Pengecekan ke sekolah yang diteror bom di Jakut
Pengecekan ke sekolah yang diteror bom di Jakut

Teror ancaman bom kembali bikin geger. Setelah insiden di Tangerang Selatan, kini giliran sekolah internasional di kawasan Kelapa Gading, Jakarta Utara, yang menjadi sasaran.

Tak tanggung-tanggung, pelaku meminta tebusan sebesar USD 30 ribu atau sekitar Rp480 juta yang harus dibayar lewat mata uang kripto. Pesan bernada ancaman itu diterima pihak sekolah pada dini hari, Rabu, 8 Oktober 2025.

“Pelaku meminta uang tebusan lewat kripto, nilainya sekitar USD 30 ribu,” ujar Kapolsek Kelapa Gading, Komisaris Polisi Seto Handoko. 

Pesan teror itu dikirim dari nomor dengan kode negara Nigeria. Polisi menduga pelaku menggunakan jaringan internasional dan kini tengah berkoordinasi dengan Asosiasi Kripto Indonesia untuk menelusuri transaksi yang diminta.

“Mereka minta transfer lewat kripto ke salah satu wallet address. Kami sudah berkoordinasi dengan pihak kripto untuk melacak dan menyelidiki lebih lanjut,” kata dia.

Begitu laporan diterima, tim Jibom Gegana Polda Metro Jaya bersama Polsek Kelapa Gading langsung bergerak cepat. Mereka menyisir area North Jakarta Intercultural School (NJIS) di Jalan Bukit Gading Raya pada pukul 00.15 WIB.

“Pengecekan awal dilakukan di lantai dasar dan area luar sekolah, dipimpin Kanit Reskrim AKP Kiki Tanlim didampingi pihak keamanan sekolah,” kata Seto.

Penyisiran berlangsung sekitar 15 menit, dan hasilnya nihil. Tak ditemukan benda mencurigakan ataupun bahan peledak di seluruh area sekolah.

“Pukul 00.30 WIB kegiatan pengecekan selesai. Hasilnya aman, tidak ditemukan benda mencurigakan. Situasi terkendali,” tuturnya.

Polisi kini tengah memburu pelaku yang diduga menggunakan jaringan lintas negara untuk menyebar teror lewat pesan digital. Pihak sekolah diminta tetap waspada dan segera melapor jika muncul ancaman serupa.

“Penyelidikan terus dilakukan untuk memastikan asal pesan dan menindak pelaku. Kami pastikan keamanan warga dan siswa tetap menjadi prioritas,” ujar Seto.

Sebelumnya diberitakan, Kepolisian Resor Tangerang Selatan (Polres Tangsel) memastikan situasi aman usai dua sekolah internasional di wilayah itu diteror bom, Selasa, 7 Oktober 2025.

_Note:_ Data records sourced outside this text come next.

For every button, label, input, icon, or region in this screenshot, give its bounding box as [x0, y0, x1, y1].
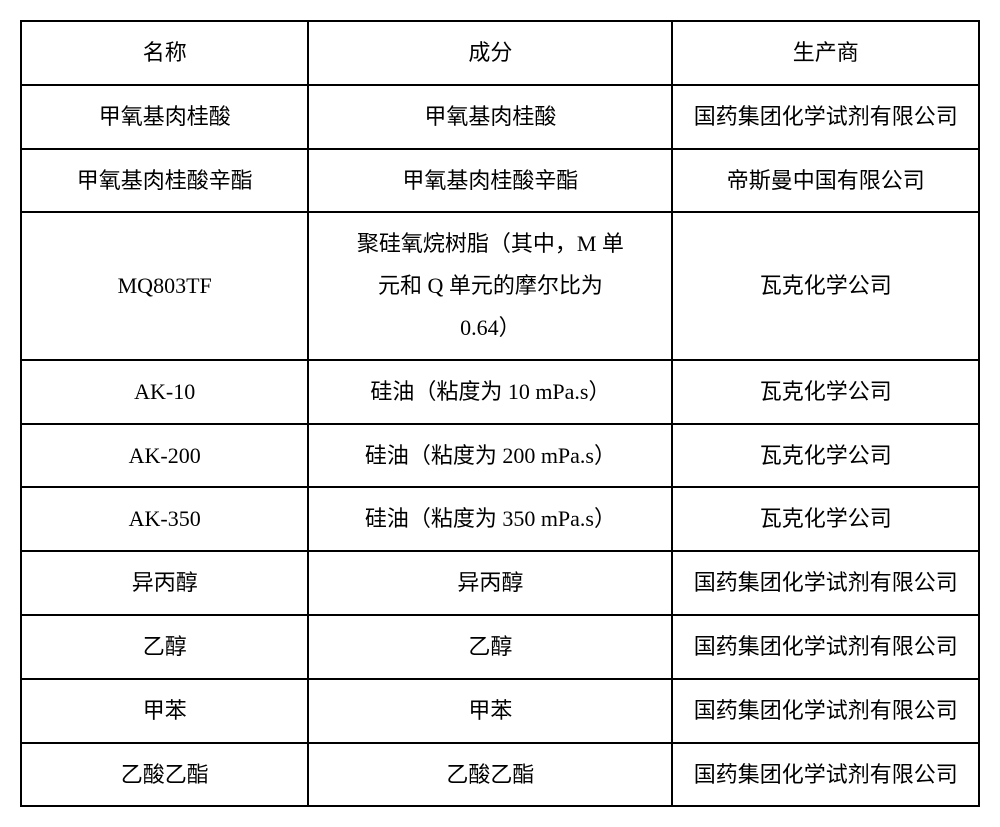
cell-name: AK-350	[21, 487, 308, 551]
table-row: 乙醇 乙醇 国药集团化学试剂有限公司	[21, 615, 979, 679]
cell-component: 乙醇	[308, 615, 672, 679]
cell-component: 硅油（粘度为 200 mPa.s）	[308, 424, 672, 488]
cell-maker: 瓦克化学公司	[672, 487, 979, 551]
cell-maker: 国药集团化学试剂有限公司	[672, 743, 979, 807]
cell-component: 硅油（粘度为 10 mPa.s）	[308, 360, 672, 424]
cell-name: 甲苯	[21, 679, 308, 743]
cell-name: 甲氧基肉桂酸辛酯	[21, 149, 308, 213]
cell-maker: 瓦克化学公司	[672, 360, 979, 424]
cell-component: 乙酸乙酯	[308, 743, 672, 807]
cell-name: 异丙醇	[21, 551, 308, 615]
table-row: AK-10 硅油（粘度为 10 mPa.s） 瓦克化学公司	[21, 360, 979, 424]
cell-maker: 瓦克化学公司	[672, 424, 979, 488]
table-row: MQ803TF 聚硅氧烷树脂（其中，M 单 元和 Q 单元的摩尔比为 0.64）…	[21, 212, 979, 359]
cell-component: 甲氧基肉桂酸	[308, 85, 672, 149]
header-component: 成分	[308, 21, 672, 85]
table-header-row: 名称 成分 生产商	[21, 21, 979, 85]
cell-name: 乙酸乙酯	[21, 743, 308, 807]
table-row: 乙酸乙酯 乙酸乙酯 国药集团化学试剂有限公司	[21, 743, 979, 807]
cell-component: 甲氧基肉桂酸辛酯	[308, 149, 672, 213]
cell-name: 乙醇	[21, 615, 308, 679]
header-name: 名称	[21, 21, 308, 85]
cell-maker: 瓦克化学公司	[672, 212, 979, 359]
table-row: 甲氧基肉桂酸辛酯 甲氧基肉桂酸辛酯 帝斯曼中国有限公司	[21, 149, 979, 213]
table-row: AK-200 硅油（粘度为 200 mPa.s） 瓦克化学公司	[21, 424, 979, 488]
header-maker: 生产商	[672, 21, 979, 85]
table-row: 甲苯 甲苯 国药集团化学试剂有限公司	[21, 679, 979, 743]
cell-maker: 国药集团化学试剂有限公司	[672, 85, 979, 149]
table-row: 甲氧基肉桂酸 甲氧基肉桂酸 国药集团化学试剂有限公司	[21, 85, 979, 149]
table-row: 异丙醇 异丙醇 国药集团化学试剂有限公司	[21, 551, 979, 615]
cell-component: 甲苯	[308, 679, 672, 743]
cell-component: 聚硅氧烷树脂（其中，M 单 元和 Q 单元的摩尔比为 0.64）	[308, 212, 672, 359]
materials-table: 名称 成分 生产商 甲氧基肉桂酸 甲氧基肉桂酸 国药集团化学试剂有限公司 甲氧基…	[20, 20, 980, 807]
cell-maker: 国药集团化学试剂有限公司	[672, 615, 979, 679]
cell-component: 硅油（粘度为 350 mPa.s）	[308, 487, 672, 551]
cell-name: MQ803TF	[21, 212, 308, 359]
table-row: AK-350 硅油（粘度为 350 mPa.s） 瓦克化学公司	[21, 487, 979, 551]
cell-component: 异丙醇	[308, 551, 672, 615]
cell-name: 甲氧基肉桂酸	[21, 85, 308, 149]
cell-maker: 国药集团化学试剂有限公司	[672, 551, 979, 615]
cell-name: AK-10	[21, 360, 308, 424]
cell-maker: 国药集团化学试剂有限公司	[672, 679, 979, 743]
cell-name: AK-200	[21, 424, 308, 488]
cell-maker: 帝斯曼中国有限公司	[672, 149, 979, 213]
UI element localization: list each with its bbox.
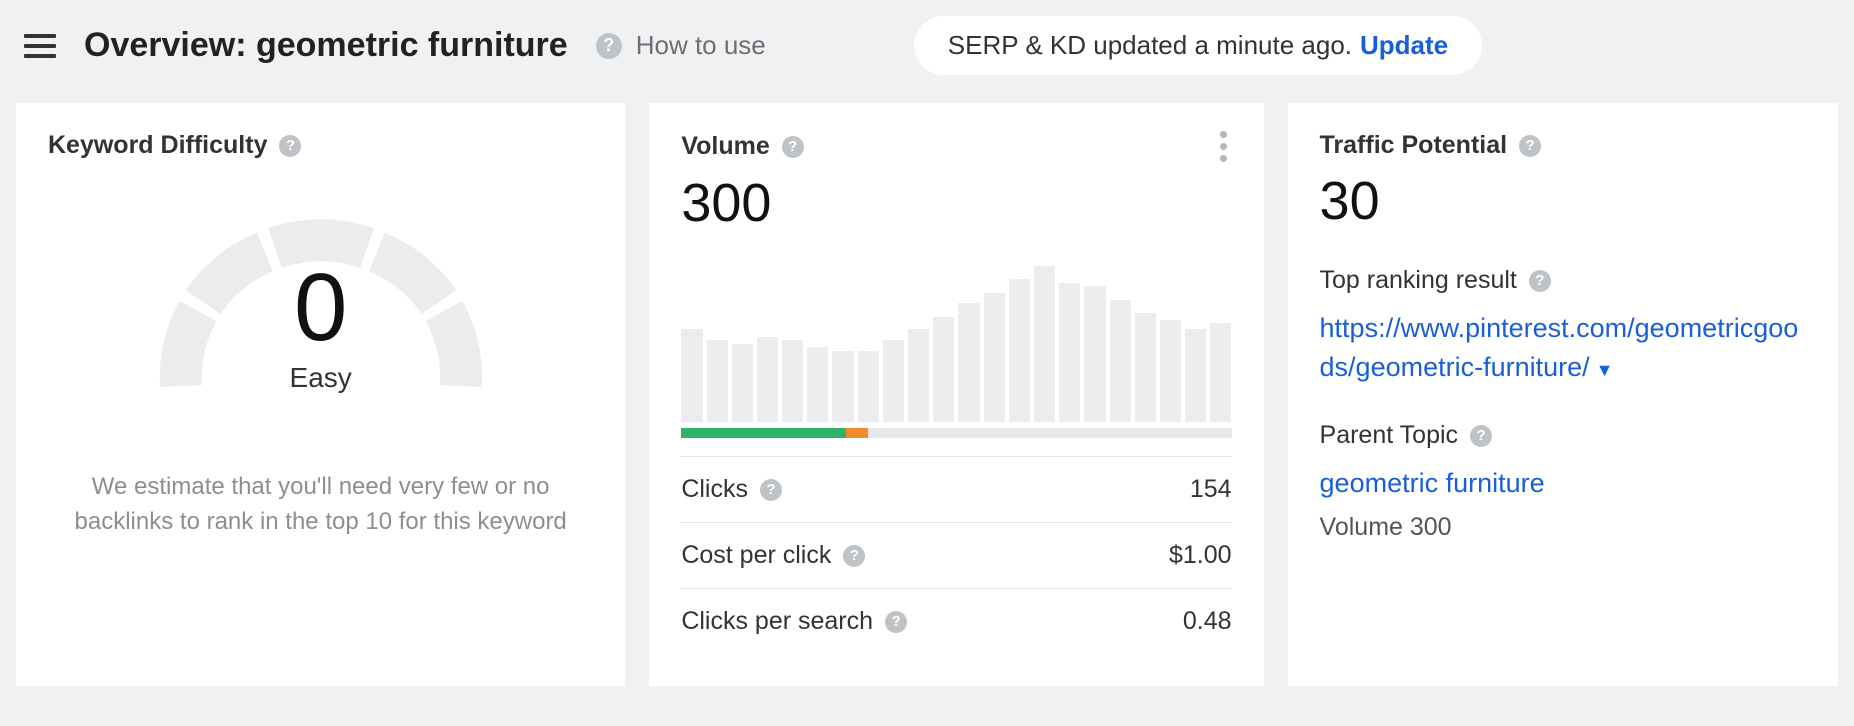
volume-bar	[858, 351, 879, 422]
volume-bar	[933, 317, 954, 422]
top-ranking-label: Top ranking result	[1320, 266, 1517, 295]
tp-value: 30	[1320, 170, 1806, 232]
clicks-breakdown-bar	[681, 428, 1231, 438]
topbar: Overview: geometric furniture ? How to u…	[0, 0, 1854, 103]
volume-bar	[707, 340, 728, 422]
metric-value: $1.00	[1169, 541, 1232, 570]
volume-bar	[732, 344, 753, 422]
help-icon[interactable]: ?	[885, 611, 907, 633]
volume-bar	[1210, 323, 1231, 422]
hamburger-icon[interactable]	[24, 34, 56, 58]
parent-topic-label-row: Parent Topic ?	[1320, 421, 1806, 450]
tp-header: Traffic Potential ?	[1320, 131, 1806, 160]
volume-metrics: Clicks? 154 Cost per click? $1.00 Clicks per…	[681, 456, 1231, 654]
clickbar-segment	[868, 428, 1231, 438]
volume-bar	[1160, 320, 1181, 422]
title-keyword: geometric furniture	[256, 26, 568, 64]
volume-bar	[782, 340, 803, 422]
metric-label: Clicks?	[681, 475, 782, 504]
tp-title: Traffic Potential	[1320, 131, 1508, 160]
top-ranking-url-text: https://www.pinterest.com/geometricgoods…	[1320, 313, 1799, 382]
metric-label-text: Clicks	[681, 475, 748, 504]
volume-bar	[1110, 300, 1131, 422]
metric-row: Clicks? 154	[681, 456, 1231, 522]
help-icon: ?	[596, 33, 622, 59]
kd-gauge: 0 Easy	[141, 196, 501, 396]
help-icon[interactable]: ?	[1519, 135, 1541, 157]
kd-header: Keyword Difficulty ?	[48, 131, 593, 160]
card-traffic-potential: Traffic Potential ? 30 Top ranking resul…	[1288, 103, 1838, 686]
volume-bar	[1034, 266, 1055, 422]
kd-gauge-wrap: 0 Easy We estimate that you'll need very…	[48, 196, 593, 540]
parent-topic-volume: Volume 300	[1320, 513, 1806, 542]
how-to-use-label: How to use	[636, 30, 766, 61]
metric-label-text: Clicks per search	[681, 607, 873, 636]
top-ranking-label-row: Top ranking result ?	[1320, 266, 1806, 295]
chevron-down-icon[interactable]: ▼	[1596, 360, 1614, 380]
volume-header: Volume ?	[681, 131, 1231, 162]
metric-value: 0.48	[1183, 607, 1232, 636]
volume-chart	[681, 252, 1231, 422]
volume-bar	[1185, 329, 1206, 423]
volume-bar	[908, 329, 929, 423]
kd-score: 0	[141, 260, 501, 356]
title-prefix: Overview:	[84, 26, 256, 64]
volume-bar	[1135, 313, 1156, 422]
page-title: Overview: geometric furniture	[84, 26, 568, 65]
help-icon[interactable]: ?	[843, 545, 865, 567]
volume-bar	[681, 329, 702, 423]
parent-topic-link[interactable]: geometric furniture	[1320, 464, 1806, 503]
parent-topic-label: Parent Topic	[1320, 421, 1459, 450]
metric-row: Clicks per search? 0.48	[681, 588, 1231, 654]
update-link[interactable]: Update	[1360, 30, 1448, 61]
metric-value: 154	[1190, 475, 1232, 504]
card-keyword-difficulty: Keyword Difficulty ? 0 Easy	[16, 103, 625, 686]
volume-bar	[757, 337, 778, 422]
clickbar-segment	[846, 428, 868, 438]
kd-title: Keyword Difficulty	[48, 131, 267, 160]
volume-bar	[832, 351, 853, 422]
how-to-use-link[interactable]: ? How to use	[596, 30, 766, 61]
top-ranking-url[interactable]: https://www.pinterest.com/geometricgoods…	[1320, 309, 1806, 387]
volume-title: Volume	[681, 132, 769, 161]
help-icon[interactable]: ?	[782, 136, 804, 158]
update-pill: SERP & KD updated a minute ago. Update	[914, 16, 1482, 75]
metric-label: Cost per click?	[681, 541, 865, 570]
pill-text: SERP & KD updated a minute ago.	[948, 30, 1352, 61]
kebab-icon[interactable]	[1216, 131, 1232, 162]
metric-label-text: Cost per click	[681, 541, 831, 570]
metric-row: Cost per click? $1.00	[681, 522, 1231, 588]
volume-bar	[1009, 279, 1030, 422]
metric-label: Clicks per search?	[681, 607, 907, 636]
kd-description: We estimate that you'll need very few or…	[48, 470, 593, 540]
volume-bar	[1059, 283, 1080, 422]
help-icon[interactable]: ?	[279, 135, 301, 157]
help-icon[interactable]: ?	[1470, 425, 1492, 447]
volume-bar	[807, 347, 828, 422]
help-icon[interactable]: ?	[760, 479, 782, 501]
card-volume: Volume ? 300 Clicks? 154 Cost per click? $1…	[649, 103, 1263, 686]
help-icon[interactable]: ?	[1529, 270, 1551, 292]
clickbar-segment	[681, 428, 846, 438]
volume-bar	[984, 293, 1005, 422]
kd-rating: Easy	[141, 362, 501, 394]
volume-bar	[1084, 286, 1105, 422]
cards-row: Keyword Difficulty ? 0 Easy	[0, 103, 1854, 686]
volume-bar	[883, 340, 904, 422]
volume-bar	[958, 303, 979, 422]
volume-value: 300	[681, 172, 1231, 234]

Dua lokasi yang menerima ancaman adalah Jakarta Nanyang School di Pagedangan, Kabupaten Tangerang, dan Mentari Intercultural School di kawasan Bintaro, Kecamatan Pondok Aren. Begitu laporan diterima, polisi langsung bergerak cepat.

“Begitu kami menerima informasi adanya ancaman bom, tim Satreskrim Polres Tangsel bersama Polsek Pagedangan langsung mendatangi lokasi, berkoordinasi dengan pihak sekolah, dan mengamankan area sekitar. Kami juga langsung menghubungi tim Jibom Gegana Brimob Polda Metro Jaya,” ujar Kapolres Tangsel, Ajun Komisaris Besar Polisi Victor Inkiriwang dalam keterangan kepada wartawan.